Tomato-Butter Pasta Sauce

10 04 2010

I decided to get on the boat. This seems to be the food-blogger trendy dish of the year… super simple tomato sauce with spaghetti that’s just canned tomatoes stewed with a whole onion and some butter. Does it live up to the hype? Yes.

There’s a lot of talk going around about this super simple tomato sauce and I felt like I had to give it a shot because there was just no way it could be as good as they said. But damn, it is. I had a bunch of roasted garlic around so I tossed a head of it in to add a little bit more flavor.

The sauce is literally – canned whole tomatoes (San Marzano if you have em), unsalted butter, a whole onion and some salt to taste. Despite the fact that I will literally eat straight hog fat cured and sliced by itself, I still for some reason have this weird aversion to using too much butter… I’m all “oh but too much butter seems so excessive and fatty”… dude, you eat straight pig fat! Shut up and use it! Trust me, it’s worth it. This is like some grown up fancy Chef Boyardee shit. It’s good.
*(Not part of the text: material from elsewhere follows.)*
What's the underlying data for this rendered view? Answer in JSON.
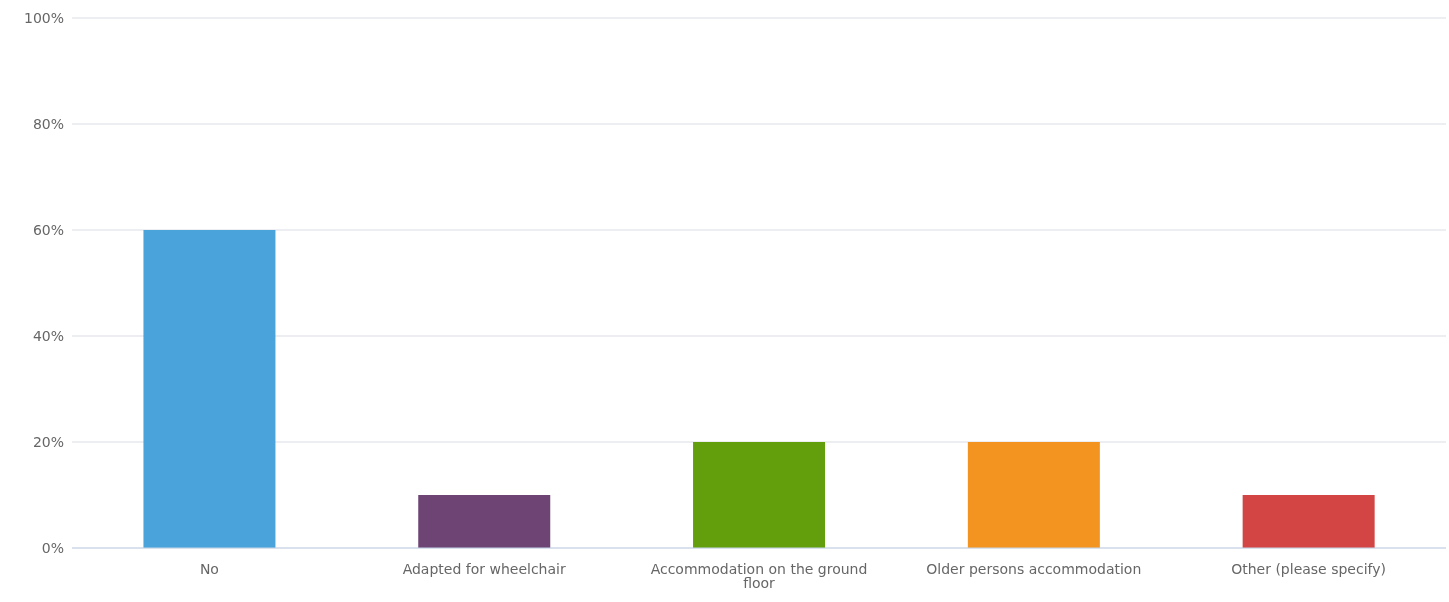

I also busted out some super easy super quick fresh spaghetti the other night so if you really want to impress your date, break out the food processor and let it rip. Once you’ve done it a few times it’s really so easy and so much better that it’s kindof stupid to ever buy noodles again.

 
Tomato Butter and Onion Pasta Sauce
Adapted from the inter web.

This is like some voodoo magic type shit. It’s so easy and so good it just doesn’t seem right…

1 large can San Marzano whole tomatoes (if you can’t find those just use whatever you can get your hands on)
1 whole onion – yellow, red, white, whatever… I use yellow for just about everything
3-5 tablespoons of unsalted butter, depending on how rich you want it
Salt to taste
I whole head of roasted garlic if you so desire

Slice the onion in half, toss it all in a sauce pan and simmer it for about 40 minutes or so until the tomatoes have broken down. Smash them up with a wooden spoon as you stir it up throughout the cooking. When it’s finished just pull out the onion and it’s ready to go.

 
The amount of time that it takes for that sauce to simmer is more than enough to make some fresh pasta to pour it over. You’re saving so much work with this sauce, why not give it a worthy base?

My laziness works in funny ways… I was feeling too lazy to bring myself to take a book from the shelf and look up a pasta dough recipe so I just googled for the easiest recipe to divide down to get an egg to flour ratio and then adapted that ratio to what I know works well in dough… the ratio is basically 1 egg per 100 grams of flour – that’s all that is absolutely necessary. The oil makes it easier to work with and the salt helps the flavor.

I use Tipo ’00’ Italian pasta flour but you can just use regular all-purpose flour too or a mixture of that and cake flour. People always claim it makes a big difference but so far I’ve never had anyone spit out their pasta because the flour wasn’t fine enough.

 
Fresh Basic Pasta Dough

This is a small batch – (about 4 servings) but you can just scale it up as necessary – the beauty of fresh pasta dough is that it’s so flexible and adaptable. Similarly, if you want it richer you can just substitute more egg yolks for some of the whites.

200 grams tipo “00” flour or all-purpose or a mix of all-purpose and cake flour
2 large eggs
About a teaspoon of olive oil
A pinch of salt

Toss the flour in the food processor and then everything else on top. Pulse it until you have crumbles and then dump them onto your counter and knead it into a nice smooth mass. If you don’t have a food processor, make a pile of flour on the counter, make a well in the center and mix the eggs, salt and oil in with a fork. Knead for a couple of minutes to get it all mixed and smooth and then wrap it in plastic and throw it in the fridge for a bit to chill out and stiffen up.

Roll it out with a pasta machine or a rolling pin or a wine bottle or baseball bat… whatever you have. Make sure you flour it well before you start rolling though.

Cut it up with the cutter on your machine or roll the sheets long ways and slice it into noodles.

This whole process can literally be done in a matter of minutes. This pasta, start-to-finish took me about 15 minutes. That’s barely more than it takes to boil dry noodles! You can make the dough while you’re waiting for the water to boil.

 
Spoon that sauce over your spaghetti and get busy. You can toss on some parm if you want but it really is fine just the way it is. I threw a little pecorino and some black pepper on top.